As an IT professional who values robust IT security both at work and at home, it’s great to see Sophos providing powerful solutions like the XG Firewall at no cost for home use.
In addition to this, you can also explore Sophos Home, a free antivirus solution that allows centralized management of up to three computers via a convenient management console.
Moreover, Sophos has long supported home users by offering its firewall solutions for free, including the Sophos UTM and Sophos XG Firewall. These tools provide enterprise-grade security features tailored for home environments, making them an excellent choice for tech-savvy individuals focused on securing their networks.
Here, we start First,
- Click on the boot Button for the boot menu and select USB to install the Firewall on the PC
Note: In my previous article, you will see how to download and make a bootable USB for the Sophos XG firewall.

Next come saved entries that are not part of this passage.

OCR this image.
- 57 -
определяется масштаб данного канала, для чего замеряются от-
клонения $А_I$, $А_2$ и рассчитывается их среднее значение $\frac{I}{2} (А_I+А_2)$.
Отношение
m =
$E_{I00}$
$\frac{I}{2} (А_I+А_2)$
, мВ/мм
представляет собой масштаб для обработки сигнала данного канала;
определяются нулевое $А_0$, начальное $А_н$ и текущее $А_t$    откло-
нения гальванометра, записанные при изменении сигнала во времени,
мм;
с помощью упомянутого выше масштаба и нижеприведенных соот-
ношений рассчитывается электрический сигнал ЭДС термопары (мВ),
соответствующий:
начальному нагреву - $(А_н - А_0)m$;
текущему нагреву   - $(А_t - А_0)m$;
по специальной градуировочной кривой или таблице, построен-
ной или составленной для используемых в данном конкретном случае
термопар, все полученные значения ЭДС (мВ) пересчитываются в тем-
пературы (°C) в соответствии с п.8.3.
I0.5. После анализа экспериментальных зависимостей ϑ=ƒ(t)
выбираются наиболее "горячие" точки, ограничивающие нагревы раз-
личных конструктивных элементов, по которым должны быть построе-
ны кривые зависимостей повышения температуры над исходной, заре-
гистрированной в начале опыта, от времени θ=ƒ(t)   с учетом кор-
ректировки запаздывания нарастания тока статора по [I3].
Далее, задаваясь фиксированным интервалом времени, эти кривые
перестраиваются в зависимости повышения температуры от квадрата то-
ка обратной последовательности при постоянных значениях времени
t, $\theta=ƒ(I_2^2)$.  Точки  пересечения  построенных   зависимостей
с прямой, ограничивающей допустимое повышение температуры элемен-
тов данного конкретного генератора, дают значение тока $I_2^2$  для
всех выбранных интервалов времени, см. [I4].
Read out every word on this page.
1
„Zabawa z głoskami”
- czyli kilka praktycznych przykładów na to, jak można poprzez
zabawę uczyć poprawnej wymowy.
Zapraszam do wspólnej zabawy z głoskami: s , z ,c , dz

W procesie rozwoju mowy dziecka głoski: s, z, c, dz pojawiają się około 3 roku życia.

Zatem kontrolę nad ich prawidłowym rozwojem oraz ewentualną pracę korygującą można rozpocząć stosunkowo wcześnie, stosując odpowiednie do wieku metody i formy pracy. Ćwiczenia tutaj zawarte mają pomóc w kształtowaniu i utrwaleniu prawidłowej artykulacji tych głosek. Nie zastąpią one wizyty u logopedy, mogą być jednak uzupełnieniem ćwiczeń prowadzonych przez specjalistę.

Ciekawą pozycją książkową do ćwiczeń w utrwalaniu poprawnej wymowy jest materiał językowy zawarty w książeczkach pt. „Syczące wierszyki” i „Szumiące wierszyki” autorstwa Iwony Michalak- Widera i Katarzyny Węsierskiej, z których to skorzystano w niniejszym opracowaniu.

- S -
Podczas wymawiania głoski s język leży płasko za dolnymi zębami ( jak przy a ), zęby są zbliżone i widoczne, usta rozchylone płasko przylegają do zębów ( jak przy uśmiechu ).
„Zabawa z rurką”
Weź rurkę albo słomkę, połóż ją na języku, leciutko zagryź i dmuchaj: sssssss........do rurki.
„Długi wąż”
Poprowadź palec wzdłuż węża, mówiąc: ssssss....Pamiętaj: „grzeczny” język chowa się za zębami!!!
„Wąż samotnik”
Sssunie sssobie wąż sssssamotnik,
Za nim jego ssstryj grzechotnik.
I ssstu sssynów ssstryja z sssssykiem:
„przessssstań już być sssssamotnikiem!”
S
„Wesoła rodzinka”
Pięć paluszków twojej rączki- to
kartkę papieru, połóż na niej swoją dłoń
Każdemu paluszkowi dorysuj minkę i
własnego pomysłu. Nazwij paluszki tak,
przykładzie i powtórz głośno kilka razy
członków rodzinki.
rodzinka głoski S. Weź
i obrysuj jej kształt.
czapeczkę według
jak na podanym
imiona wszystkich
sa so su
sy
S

- Before installing the firewall beware that the installation will completely erase the disk in the machine.
- After starting the installer, you get one warning that the disk will be erased and the opportunity to stop the installation.
- Press ‘y’ to continue. The installation will start and after a short wait, it will tell you that the installation has finished. Remove the installer disk and press ‘y’ again to reboot the machine. After restarting the system greets you with a password prompt.
- Enter the default password: admin and press enter; next the End User License Agreement will show.
- If you agree with the EULA, then press A, and the main menu will show:
- In the main menu, press 1 for Network Configuration > 1 for Interface Configuration. The default LAN IP is 172.16.16.16/255.255.255.0
- After showing both interfaces the system asks if you want to set the IPv4 Address. Choose ‘y’ and Enter to do so and fill in the correct values for your network:
- After entering the correct values for use in your own network it will show the configuration is Done. The WAN port cannot be set from here at this time. After confirming the system will ask if you want to also set the IPv6 Address. If necessary then do so, otherwise just hit Enter for no.
The Network configuration menu will show again. Press 0 to exit to the main menu and 0 again to exit from the menu and log out.
- After setting up and preparing the IP address of the firewall it’s time to start a browser on your management computer and browse to: https://:4444 where of course is the IP address you have given the firewall’s LAN port.
You will see a certificate warning when you open the page. This is because of a self-signed certificate on the firewall.
- It is safe to skip this specific warning, so by clicking on Advanced, you can continue loading the website (different web browsers may show the warning somewhat differently).
- After clicking on ‘Click to begin’ you first need to change the default admin password. Also if the WAN port is already connected correctly (DHCP-address from modem or router) then you can leave the checkbox to install the latest firmware automatically during setup enabled. Also, you need to once more accept the EULA and acknowledge Sophos’ Privacy Policy to continue.
- After continuing, you’ll need to set up the firewall’s name and time zone.
- The next step is to register the firewall (you can skip this step for the first thirty days, but after this time you must register to keep the firewall up and running. You will have received the serial number by email after step 1 of this instruction.
- After entering the serial number your firewall should be registered. For this, you need to create a Sophos ID or log in to it if you already have one. From your Sophos ID, you will always have access to your serial number and downloads at a later time.
- After registering the license can immediately be synchronized with your firewall
- After continuing the next step is to configure the LAN settings. Your IP address is most likely already configured correctly, but you can also enable a DHCP server on the LAN if you need it or just disable it if you don’t.
Then the setup will ask you if and which network protection features you would like to need.
- The first three options are valid for Home Use, the last one about Sandstorm will not work for the Home Use version.
The explanation under each of the features should be enough explanation.
The next step is to configure whether or not you would like to receive weekly backups by email automatically.
- If you do want to receive the weekly backups, you also need to enter a password that is used to protect the configuration backup files. Do not lose this password, otherwise, you will not be able to restore the backup at a later moment.
Next, the system will show you a summary of all the selected options during the installation, and after clicking on Finish the system will apply all the settings and restart automatically after it finishes.
- You can now just wait, the page will refresh once the firewall has restarted and it will show you the login screen.
- After logging in for the first time the system will ask you to create a secure storage master key. You can skip this step, but it will come back each time you log in, so it’s best to create one and make sure to save it somewhere secure. You will need this key once you need to restore a backup or when you need to import a configuration.
The system will prompt you to confirm that you have securely stored the key, ensuring it is accessible for potential recovery in the future, even if it’s years later.